In the present series, CSF complications (leak/hydrocephalus) were the most frequent and were included in our risk analysis and predictive score. When the radiological characteristics of FMMs with CSF complications are compared with the characteristics of the entire cohort, the tumors were more frequently in CS position (85.7% vs. 66.7%), were bigger (median size 10.3 cm3 vs. 8.1 cm3) and more frequently involved the VA (71.4% vs. 52.9%), but were in anterior location with similar frequency (71.4% vs. 72.5%) Although the characteristics of our cohort (size and number of complications) limits further analysis of the predictors of each complication type, the abovementioned tumor features taken together suggest that large, CS, VA-involving FMMs could indirectly lead to increased risk of CSF complications as they require more extensive myofascial dissection, bone drilling, dural exposure and repair, especially when VA exposure and transposition is needed at the level of its dural entry and intracranial course. Posterior fossa surgery requiring more extensive myofascial dissection and bone disruption is associated with higher risk of CSF leak and pseudomeningocele [34, 35]. When indicated and feasible, minimally-invasive techniques of myofascial dissection and bone drilling in posterior fossa approaches allows dramatically reducing the risk of CSF leakage and pseudomeningocele [35,36,37].

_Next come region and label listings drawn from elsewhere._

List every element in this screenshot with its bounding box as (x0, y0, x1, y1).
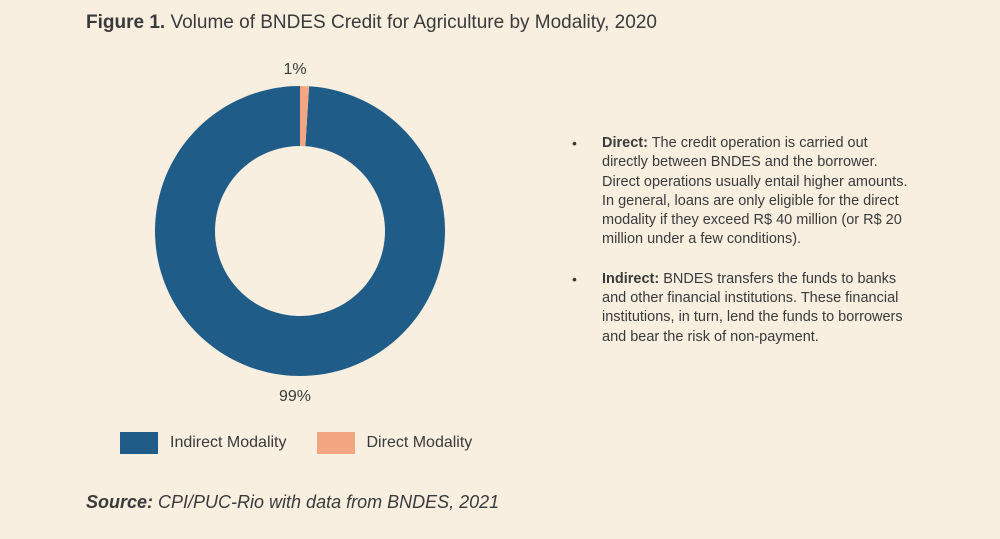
source-text: CPI/PUC-Rio with data from BNDES, 2021 (153, 492, 500, 512)
definition-indirect-text: Indirect: BNDES transfers the funds to b… (602, 270, 912, 347)
legend-swatch-direct (316, 432, 355, 454)
definition-term: Direct: (602, 135, 648, 151)
definitions-list: • Direct: The credit operation is carrie… (572, 134, 912, 367)
data-label-direct: 1% (283, 61, 307, 78)
chart-legend: Indirect Modality Direct Modality (120, 432, 502, 454)
definition-body: BNDES transfers the funds to banks and o… (602, 270, 903, 345)
donut-slice-direct (300, 86, 310, 147)
definition-term: Indirect: (602, 270, 660, 287)
bullet-icon: • (572, 135, 577, 151)
bullet-icon: • (572, 270, 577, 287)
figure-title: Figure 1. Volume of BNDES Credit for Agr… (86, 12, 657, 34)
definition-body: The credit operation is carried out dire… (602, 135, 908, 248)
source-note: Source: CPI/PUC-Rio with data from BNDES… (86, 492, 499, 513)
figure-title-text: Volume of BNDES Credit for Agriculture b… (170, 12, 657, 33)
donut-slice-indirect (154, 86, 445, 376)
definition-direct-text: Direct: The credit operation is carried … (602, 134, 912, 250)
legend-label-indirect: Indirect Modality (170, 434, 287, 451)
legend-item-direct: Direct Modality (316, 432, 473, 454)
source-label: Source: (86, 492, 154, 512)
legend-label-direct: Direct Modality (366, 434, 473, 451)
figure-label: Figure 1. (86, 12, 166, 33)
definition-direct: • Direct: The credit operation is carrie… (572, 134, 912, 250)
definition-indirect: • Indirect: BNDES transfers the funds to… (572, 270, 912, 347)
donut-chart: 99% 1% (150, 55, 450, 410)
legend-item-indirect: Indirect Modality (120, 432, 287, 454)
data-label-indirect: 99% (278, 388, 312, 405)
donut-svg (154, 86, 445, 376)
legend-swatch-indirect (120, 432, 158, 454)
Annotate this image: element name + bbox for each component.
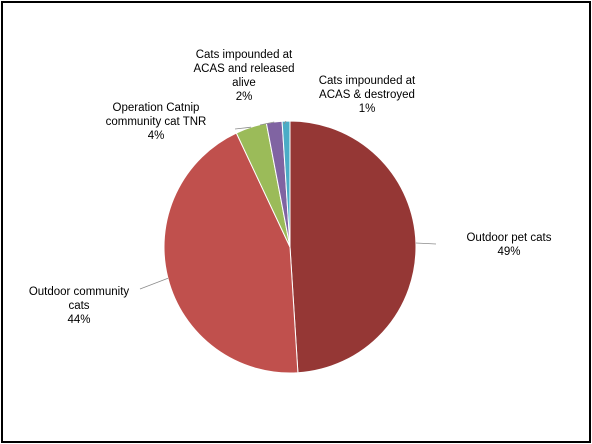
data-label-line: Outdoor pet cats [466,232,551,244]
data-label-line: cats [68,300,89,312]
leader-line-1 [415,242,437,245]
data-label-line: community cat TNR [106,116,207,128]
data-label-3: Operation Catnip community cat TNR 4% [106,102,207,142]
data-label-5: Cats impounded at ACAS & destroyed 1% [319,75,416,115]
data-label-line: 4% [148,130,165,142]
data-label-line: Operation Catnip [113,102,200,114]
pie-slices [163,120,417,374]
leader-line-5 [283,120,287,125]
data-label-line: 44% [67,314,90,326]
data-label-line: Outdoor community [29,286,130,298]
data-label-line: Cats impounded at [196,49,293,61]
data-label-2: Outdoor community cats 44% [29,286,130,326]
pie-slice-5 [281,120,291,248]
leader-line-4 [259,121,275,126]
data-label-line: 49% [497,246,520,258]
data-label-line: 2% [236,91,253,103]
data-label-1: Outdoor pet cats 49% [466,232,551,258]
data-labels: Outdoor pet cats 49% Outdoor community cats… [29,49,552,326]
data-label-4: Cats impounded at ACAS and released alive 2… [193,49,294,103]
leader-lines [139,120,437,290]
data-label-line: Cats impounded at [319,75,416,87]
pie-slice-1 [289,120,417,374]
data-label-line: alive [232,77,256,89]
data-label-line: ACAS and released [193,63,294,75]
data-label-line: ACAS & destroyed [319,89,415,101]
data-label-line: 1% [359,103,376,115]
leader-line-2 [139,277,169,290]
pie-chart: Outdoor pet cats 49% Outdoor community cats… [29,49,552,374]
leader-line-3 [234,126,252,130]
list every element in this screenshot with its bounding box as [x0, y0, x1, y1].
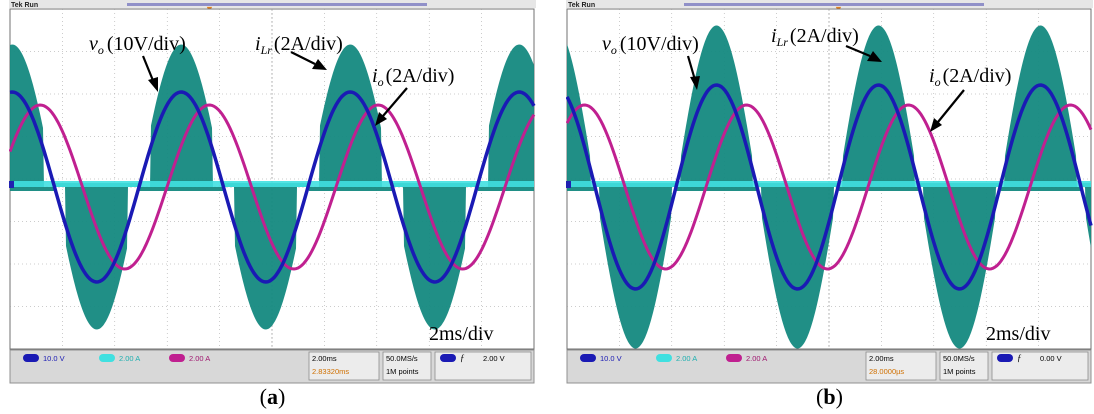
oscilloscope-b: Tek Run ▼ vo(10V/div) iLr(2A/div) io(2A/… [566, 0, 1093, 384]
header-text: Tek Run [568, 2, 595, 9]
label-iLr: iLr (2A/div) [255, 33, 343, 57]
annotation-arrows [686, 44, 965, 132]
ch1-scale: 10.0 V [43, 354, 65, 363]
trigger-delay: 2.83320ms [312, 367, 349, 376]
annotation-arrows [141, 51, 408, 126]
record-length: 1M points [943, 367, 976, 376]
trigger-source-badge[interactable] [440, 354, 456, 362]
trigger-level: 0.00 V [1040, 354, 1062, 363]
ch3-scale: 2.00 A [189, 354, 210, 363]
ch2-badge[interactable] [99, 354, 115, 362]
timebase-label: 2ms/div [429, 323, 493, 345]
header-text: Tek Run [11, 2, 38, 9]
label-iLr: iLr (2A/div) [771, 25, 859, 49]
label-vo: vo (10V/div) [602, 33, 699, 57]
trace-io-ch2 [567, 181, 1091, 187]
time-scale: 2.00ms [312, 354, 337, 363]
ch2-badge[interactable] [656, 354, 672, 362]
ground-marker [566, 181, 571, 188]
caption-b: (b) [816, 384, 843, 409]
time-scale: 2.00ms [869, 354, 894, 363]
ch1-scale: 10.0 V [600, 354, 622, 363]
trace-vo [9, 90, 536, 284]
trigger-slope-icon: ƒ [460, 353, 465, 363]
trace-vo [566, 83, 1093, 291]
record-length: 1M points [386, 367, 419, 376]
label-io: io (2A/div) [929, 65, 1011, 89]
ch3-scale: 2.00 A [746, 354, 767, 363]
ch3-badge[interactable] [726, 354, 742, 362]
trigger-slope-icon: ƒ [1017, 353, 1022, 363]
ch1-badge[interactable] [23, 354, 39, 362]
oscilloscope-a: Tek Run ▼ vo(10V/div) iLr(2A/div) io(2A/… [9, 0, 536, 384]
trigger-delay: 28.0000µs [869, 367, 904, 376]
ground-marker [9, 181, 14, 188]
trace-io-ch2 [10, 181, 534, 187]
sample-rate: 50.0MS/s [386, 354, 418, 363]
sample-rate: 50.0MS/s [943, 354, 975, 363]
status-bar: 10.0 V 2.00 A 2.00 A 2.00ms 2.83320ms 50… [9, 349, 535, 384]
ch1-badge[interactable] [580, 354, 596, 362]
ch3-badge[interactable] [169, 354, 185, 362]
ch2-scale: 2.00 A [676, 354, 697, 363]
status-bar: 10.0 V 2.00 A 2.00 A 2.00ms 28.0000µs 50… [566, 349, 1092, 384]
scope-panel-b: Tek Run ▼ vo(10V/div) iLr(2A/div) io(2A/… [566, 0, 1093, 414]
ch2-scale: 2.00 A [119, 354, 140, 363]
trigger-level: 2.00 V [483, 354, 505, 363]
label-vo: vo (10V/div) [89, 33, 186, 57]
timebase-label: 2ms/div [986, 323, 1050, 345]
caption-a: (a) [259, 384, 286, 409]
trace-io-ch3 [9, 103, 536, 271]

The FMMRS is a new classification based on craniocaudal extension, anteroposterior location and VA involvement. That system simplifies previous classifications, such as the classification proposed by Bruneau and George [10] based on anteroposterior location (tumor anterior, lateral, posterior), VA involvement (tumor below, above, on both sides) and intra-extradural extension of the FMM. [10, 17] At the best of our knowledge, the FMMRS is the first scoring system to estimate the surgical risk of post-operative complications of FMM. Although the scoring system underwent successful internal and external validation, further larger studies are required for validation. Our study is limited by its retrospective nature, the sample size, lack of standardization of the surgical procedure. The different experience of the surgeons could affect the outcome of patients and the generalizability of our results. Objective evaluation, comparison and standardization of the surgical experience remains an unresolved challenge in neurosurgical training and research. Moreover, the present series includes patients operated across two decades, with evolving concepts and techniques, such as stereotactic radiosurgery that was successfully used to treat 3 sub totally-resected tumors [28]. Our multivariate analysis revealed a statistically significant negative correlation between completeness of resection with CS location, anterior location and VA involvement. The correlation suggests that the three anatomical features prompt neurosurgeons with different experience across different institutions to embrace a more conservative approach. In our analysis the VA encasement and VA contact with tumor were grouped in a single category as VA involvement. Although any degree of VA involvement mandates additional tumor dissection and manipulation, VA encasement can be more technically challenging with respect to VA contact, in order to preserve the VA, lower CN and brainstem. Further larger studies are required to investigate the impact of different degrees of VA involvement on the surgical morbidity. In the present series cervical laminectomy is not associated with a statistically significant difference in complication rate. Moreover, there is no obvious association with a specific complication subtype such as spinal fluid leakage or cranial neuropathy. Larger studies could ascertain the impact of laminectomy on the morbidity.

Conclusions

Microsurgical resection of FMMs through SOA and PLAs allows for symptomatic improvement or stability as well as for GTR in the vast majority of patients, despite complications in one third of the patients. Risk of tumor recurrence or regrowth after surgery is minimal. CS and anterior tumor locations, VA involvement are significant independent predictors of complications and can be successfully used as part of a classification and scoring system (FMMRS) to estimate the risk of post-operative complications.